家もすっかり古くなり自分たちも歳を取って住みづらくなってきたので、できることなら持ち家を売り、そのお金で老人ホームに入居したい、と考える方も増えています。
高齢化社会が促進する中、老人ホーム、介護施設も多種多様です。施設によってサービスの内容と費用も幅があるため迷ってしまうことも少なくありません。
ここでは、一般的な施設の種類と概要をご紹介します。
介護付有料老人ホーム
世話をしてくれる人がいないなど、将来に心配や不安がある場合でも、介護付有料老人ホームなら安心です。
この施設は、民間事業者によって運営されていて、要介護者を受け入れて施設内のスタッフが介護する「介護専用型」、要介護者と健常者を受け入れて主に施設内のスタッフが対応する「混合型」、外部事業者による介護サービスを利用する「外部サービス利用型」とがあります。
入居の際には多くの場合、初期費用と月額利用料が必要で、施設の場所や地域、設備やスタッフによって、初期費用は0~数千万円、月額利用料は12万~30万円程度とサービスの内容によって大きな差があります。
近年は、入居時一時金が無料で、月額利用料を比較的高めに設定する傾向もあるためご自身の状況に合わせて使い分けましょう。
サービス付き高齢者向け住宅
都道府県単位で認可・登録された賃貸住宅であり、主に自立あるいは軽度の要介護状態の高齢者を受け入れています。

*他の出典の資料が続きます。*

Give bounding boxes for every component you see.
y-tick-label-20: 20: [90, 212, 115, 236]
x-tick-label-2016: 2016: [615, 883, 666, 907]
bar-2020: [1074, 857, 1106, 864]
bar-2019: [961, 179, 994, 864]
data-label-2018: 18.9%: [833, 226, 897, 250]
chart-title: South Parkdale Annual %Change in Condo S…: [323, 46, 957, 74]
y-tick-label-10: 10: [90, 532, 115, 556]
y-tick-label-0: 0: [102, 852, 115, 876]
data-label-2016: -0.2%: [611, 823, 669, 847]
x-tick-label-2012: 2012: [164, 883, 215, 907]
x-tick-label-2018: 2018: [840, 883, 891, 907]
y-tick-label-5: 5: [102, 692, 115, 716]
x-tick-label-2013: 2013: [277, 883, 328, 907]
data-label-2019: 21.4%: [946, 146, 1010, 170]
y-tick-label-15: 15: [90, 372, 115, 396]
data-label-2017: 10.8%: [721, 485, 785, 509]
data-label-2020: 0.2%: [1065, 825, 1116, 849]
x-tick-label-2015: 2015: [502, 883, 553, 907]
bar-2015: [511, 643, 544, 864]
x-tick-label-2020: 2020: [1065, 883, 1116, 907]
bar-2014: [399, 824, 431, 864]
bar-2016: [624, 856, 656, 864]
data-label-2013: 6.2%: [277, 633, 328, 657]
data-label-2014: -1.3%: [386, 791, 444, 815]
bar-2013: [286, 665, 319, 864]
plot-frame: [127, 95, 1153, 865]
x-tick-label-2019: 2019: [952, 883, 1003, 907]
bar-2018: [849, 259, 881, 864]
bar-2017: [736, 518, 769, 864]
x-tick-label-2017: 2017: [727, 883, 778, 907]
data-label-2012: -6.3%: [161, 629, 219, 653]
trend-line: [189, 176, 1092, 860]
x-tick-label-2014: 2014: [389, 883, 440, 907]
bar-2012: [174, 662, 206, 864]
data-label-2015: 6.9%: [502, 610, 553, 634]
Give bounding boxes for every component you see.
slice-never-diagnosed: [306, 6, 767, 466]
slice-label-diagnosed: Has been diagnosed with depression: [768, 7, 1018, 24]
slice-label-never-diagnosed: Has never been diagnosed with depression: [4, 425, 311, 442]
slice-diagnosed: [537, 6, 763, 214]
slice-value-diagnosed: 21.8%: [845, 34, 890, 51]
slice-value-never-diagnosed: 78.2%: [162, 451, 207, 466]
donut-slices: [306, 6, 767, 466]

運営者は民間事業者が多く、バリアフリー化され、高齢者が使いやすい仕様を取り入れて住みやすくなっています。
また、一般的な賃貸住宅よりも住みやすい借りやすいことも特徴です。
利用権方式の施設よりも賃貸借方式の施設が多いため、入居時に支払う敷金の返還を受けやすく、長期入院になっても事業者から一方的に契約解除できないなど、入居者のための配慮がされた契約内容になっている所が多くなります。
初期費用は敷金や礼金などの0~数百万円、月額利用料は10~30万円程度と差があり、都市部のほうが高めに設定されています。連帯保証人を求められるケースもあり、一般的な賃貸借契約と同等で審査をクリアしないと契約に至りません。
一番のメリットは、行政が運営事業者の監督や指導を行うため、入居者やご家族にとっても安心感がある点です。
シニア向け分譲マンション
民間事業者によって販売・運営される分譲マンションであり、主として自立あるいは要支援状態の高齢者の受け入れが多くなっています。
特徴は、日常生活に必要な家事のほとんどを施設スタッフに依頼できる点です。
また、共用施設には居住者がシニアライフを楽しむための設備が充実し、定期的にイベントが開催されて居住者同士の交流も活発です。
分譲マンションですから、物件を売却・相続・賃貸することが可能です。
ただし、基本的に重度の要介護必要な方への対応は難しい場合が多く、退去せざるを得ないケースも考えられます。
必要な費用は、基本的に通常の分譲マンションと同様で、購入費用と月々の管理費や修繕積立金、固定資産税がかかります。
施設の立地条件や設備によって、購入費用は数千万円~数億円と幅があります。月々の費用は数十万円程度で、付帯するサービスが多ければ多いほど管理費も高額になる傾向があります。
この他にも入居する方の状態や、収入などの条件によっては、軽費老人ホームや特別養護老人ホームも選択できます。
ご自分が元気なうちに、子どもを含めて、いろいろな老後の暮らし方を検討してはいかがでしょうか。